As we continue this fascinating series around Business Mindset 2030, in partnership with Peoplesmart, we bring you Sean Penistone (Former Head of L&D and Talent at Colt Technology Services) who discusses what he feels is a business mindset for the coming decade and what facets he predicts will have the biggest influence across the business.
In the coming decade, the ability to analyse data and gather actionable insights from that data will be one of the key skills that every organisation will start to want to grow. According to Sean, data and data analytics with the advances in machine learning are powering what organisations can do with those insights and will have a huge impact in the next 10 years. However, what is key is that in different organisations with different industries, there might be circumstance that makes it the right time to heavily invest and grow those skills or not. The larger focus however is on today's needs. Each organisation is different, and is at different stages now its evolution in its different industries will look at different technologies and know that it is the right time for them to start building those skills and capabilities.
Sean then moves on to talk about how organisations can position their business for the 4th industrial revolution. For any organisation, it all comes down to balancing what they need to do for today, with what they need to ensure they are future-ready. It is key that organisations can look and do things differently from how they looked at them before. Having that open mindset and that growth mindset and a willingness to try things is critical in every organisation.
The conversation then looked at how Sean believes people will interact with and leverage this revolutionary change. Many organisations struggle with taking people on the journey and find that it is the most challenging part. In many cases, this can be because people don’t like change and therefore find it hard to get people to step into the unknown.
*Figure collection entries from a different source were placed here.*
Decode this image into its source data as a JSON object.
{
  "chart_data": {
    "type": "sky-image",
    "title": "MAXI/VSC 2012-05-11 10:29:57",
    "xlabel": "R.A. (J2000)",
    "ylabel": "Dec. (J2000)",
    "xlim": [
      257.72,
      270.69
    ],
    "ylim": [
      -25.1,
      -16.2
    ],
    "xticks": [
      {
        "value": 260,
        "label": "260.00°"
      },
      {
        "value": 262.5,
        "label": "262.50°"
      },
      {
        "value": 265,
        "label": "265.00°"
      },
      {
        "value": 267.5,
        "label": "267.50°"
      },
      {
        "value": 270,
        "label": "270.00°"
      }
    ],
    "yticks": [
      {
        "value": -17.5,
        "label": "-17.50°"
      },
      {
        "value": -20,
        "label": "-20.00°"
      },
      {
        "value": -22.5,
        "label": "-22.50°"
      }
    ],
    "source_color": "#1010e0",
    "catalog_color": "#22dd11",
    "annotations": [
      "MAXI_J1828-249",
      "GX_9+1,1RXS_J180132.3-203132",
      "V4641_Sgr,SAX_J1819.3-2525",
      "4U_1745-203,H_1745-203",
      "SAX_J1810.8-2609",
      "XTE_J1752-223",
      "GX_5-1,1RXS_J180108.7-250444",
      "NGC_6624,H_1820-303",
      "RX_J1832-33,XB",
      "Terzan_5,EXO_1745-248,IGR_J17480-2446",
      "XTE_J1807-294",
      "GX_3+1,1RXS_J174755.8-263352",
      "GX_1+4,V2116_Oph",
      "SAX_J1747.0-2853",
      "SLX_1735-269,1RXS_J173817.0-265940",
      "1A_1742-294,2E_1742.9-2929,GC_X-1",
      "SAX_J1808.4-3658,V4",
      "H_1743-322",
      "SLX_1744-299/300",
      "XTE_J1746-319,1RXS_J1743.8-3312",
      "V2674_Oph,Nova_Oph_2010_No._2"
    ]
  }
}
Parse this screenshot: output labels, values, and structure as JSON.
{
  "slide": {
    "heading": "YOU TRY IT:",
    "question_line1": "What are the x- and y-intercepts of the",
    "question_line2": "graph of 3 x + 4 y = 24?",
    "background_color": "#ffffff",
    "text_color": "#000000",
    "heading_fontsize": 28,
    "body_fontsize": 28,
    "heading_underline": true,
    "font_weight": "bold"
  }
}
Some companies look at writing capability frameworks which are all about the attitudes and the approaches you want people to take. This should be given to employees to say, this is how we want you to behave in this company and to then take risks, compared to the way they would have worked or done things in their previous careers.
Sean also mentions how asking leaders to coach people around behaviours is essential. This culture of working in an agile and experimental way and testing out a new hypothesis for working is key. Having robust processes for after-action reviews to say what did we learn through the experiment is important. Testing things with small-scale experiments helps companies find things that worked so then they can do more of these things to work with them and then scale them. Therefore, having that process of allowing people to take risks to move forward quickly is extremely beneficial for organisations.
In summary, as change is constantly evolving, it is vital that firms can position themselves in the right way so that they are future-ready and able to grow.